First, you should revisit that "don't time the market" advice. First, understand where it came from. Stock brokers have a problem: they are supposed to watch the market and advise their customers, but if they make a mistake, they don't want the customer coming back around and saying "well, well, you told me wrong and you should be responsible for my losses". They also want to take the little people's money anytime they walk in the door, and not turn them away merely because market prices are not favorable right now. For business reasons they must have you believe it's always a good time to buy stocks. So they create this meme of "you can't time the market".
I don't have anything against trading strategies or doctrines, but they're not a suicide pact. You shouldn't follow the doctrine beyond reason, i.e. When facts on the ground are telling you something totally different. The first law of investing is Buy low, sell high, and that trumps every other strategy or doctrine.
If CNN has gone into 24-hour-coverage mode about the tanking of the stock market, and brokers are jumping out of windows, then go look at fundamentals. Did they also tank? If the fundamentals are still solid and the stock is underpriced because of panic, then it is low and you buy.
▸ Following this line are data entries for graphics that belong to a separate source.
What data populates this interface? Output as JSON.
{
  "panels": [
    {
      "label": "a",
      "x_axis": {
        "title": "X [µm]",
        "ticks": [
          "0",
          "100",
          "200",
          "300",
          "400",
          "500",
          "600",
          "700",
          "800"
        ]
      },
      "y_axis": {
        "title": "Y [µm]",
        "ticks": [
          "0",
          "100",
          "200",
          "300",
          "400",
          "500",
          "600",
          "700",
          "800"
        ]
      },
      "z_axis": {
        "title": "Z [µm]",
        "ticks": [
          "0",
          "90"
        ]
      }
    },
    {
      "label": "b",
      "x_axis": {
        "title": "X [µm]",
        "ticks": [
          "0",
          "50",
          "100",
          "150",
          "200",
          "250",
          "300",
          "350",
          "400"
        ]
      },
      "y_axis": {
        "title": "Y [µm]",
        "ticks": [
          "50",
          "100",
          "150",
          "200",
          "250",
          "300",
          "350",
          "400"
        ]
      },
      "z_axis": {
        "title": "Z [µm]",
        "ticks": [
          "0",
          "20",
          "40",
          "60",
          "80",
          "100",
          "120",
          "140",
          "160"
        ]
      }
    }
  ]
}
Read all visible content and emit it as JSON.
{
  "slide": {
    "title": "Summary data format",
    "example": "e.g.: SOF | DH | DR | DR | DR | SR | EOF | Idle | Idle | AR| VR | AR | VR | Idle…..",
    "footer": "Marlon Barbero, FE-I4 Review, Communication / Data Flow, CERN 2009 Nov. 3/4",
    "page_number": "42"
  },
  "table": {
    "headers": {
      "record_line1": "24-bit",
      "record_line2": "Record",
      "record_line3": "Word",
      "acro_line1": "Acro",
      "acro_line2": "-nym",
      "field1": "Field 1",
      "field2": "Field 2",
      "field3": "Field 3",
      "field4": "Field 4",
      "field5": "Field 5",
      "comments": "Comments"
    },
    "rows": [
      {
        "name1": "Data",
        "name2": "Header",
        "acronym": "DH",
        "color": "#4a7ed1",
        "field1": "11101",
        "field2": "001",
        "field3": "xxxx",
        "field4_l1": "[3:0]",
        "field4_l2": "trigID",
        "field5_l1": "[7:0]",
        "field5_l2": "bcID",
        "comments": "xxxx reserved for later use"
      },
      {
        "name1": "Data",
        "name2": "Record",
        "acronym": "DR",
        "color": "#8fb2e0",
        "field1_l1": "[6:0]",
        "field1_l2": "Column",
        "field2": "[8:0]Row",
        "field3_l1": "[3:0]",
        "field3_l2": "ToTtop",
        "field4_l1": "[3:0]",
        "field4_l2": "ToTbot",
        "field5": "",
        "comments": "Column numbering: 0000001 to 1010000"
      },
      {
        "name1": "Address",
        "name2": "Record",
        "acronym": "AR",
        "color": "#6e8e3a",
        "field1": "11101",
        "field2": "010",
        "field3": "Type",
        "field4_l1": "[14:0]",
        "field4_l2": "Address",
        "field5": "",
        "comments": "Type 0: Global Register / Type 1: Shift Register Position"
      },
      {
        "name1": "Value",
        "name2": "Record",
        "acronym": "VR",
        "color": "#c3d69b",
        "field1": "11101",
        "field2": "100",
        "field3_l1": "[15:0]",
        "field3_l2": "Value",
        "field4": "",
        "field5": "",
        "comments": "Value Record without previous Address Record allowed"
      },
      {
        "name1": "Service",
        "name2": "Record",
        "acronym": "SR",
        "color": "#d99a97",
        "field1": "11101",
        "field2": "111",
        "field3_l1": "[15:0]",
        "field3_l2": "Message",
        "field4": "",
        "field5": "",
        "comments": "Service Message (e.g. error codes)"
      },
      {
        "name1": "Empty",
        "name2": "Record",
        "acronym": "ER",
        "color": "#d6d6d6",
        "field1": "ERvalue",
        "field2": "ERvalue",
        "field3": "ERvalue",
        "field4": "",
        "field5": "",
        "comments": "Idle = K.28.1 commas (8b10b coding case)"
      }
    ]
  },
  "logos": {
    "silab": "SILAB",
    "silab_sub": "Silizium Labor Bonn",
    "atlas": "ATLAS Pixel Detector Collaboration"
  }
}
Brokers don't want to be financially responsible for telling you to do that, and don't want to deter you from investing at other times, so they won't tell you to do that. But are they doing that? Are their bosses doing that? Are investment bankers doing that? *Oh you betcha... that's who the buyers are, when ignorant sellers panic and sell low. If they really believed "don't time the market", then they wouldn't be doing that kind of opportunistic investing, would they? :)
So yes. When Wall Street is having a half-off sale, you certainly should be flipping over couch cushions to invest money that you wouldn't otherwise have invested.
So I hope I have disabused you of the notion that timing the market is "ooga booga" bad.
Rebalancing is the best and surest way to time the market
And back to, "this is what the pros do with their own and with institutional money". Rebalancing is gold-plate strategy for endowments, for instance, which are supervised by the smartest investment bankers in the world, as part of their role on university boards.
And back to the laws of investing, you are absolutely correct: rebalancing means you buy low when low stock prices have shrunk its fraction of your portfolio, and you sell high when high stock prices have made them an outsize proportion of your portfolio.
And you are correct that "buy low, sell high" stands in direct contradiction to "don't time the market". Both can't be correct at once. "Buy low" is correct, "don't time" is wrong.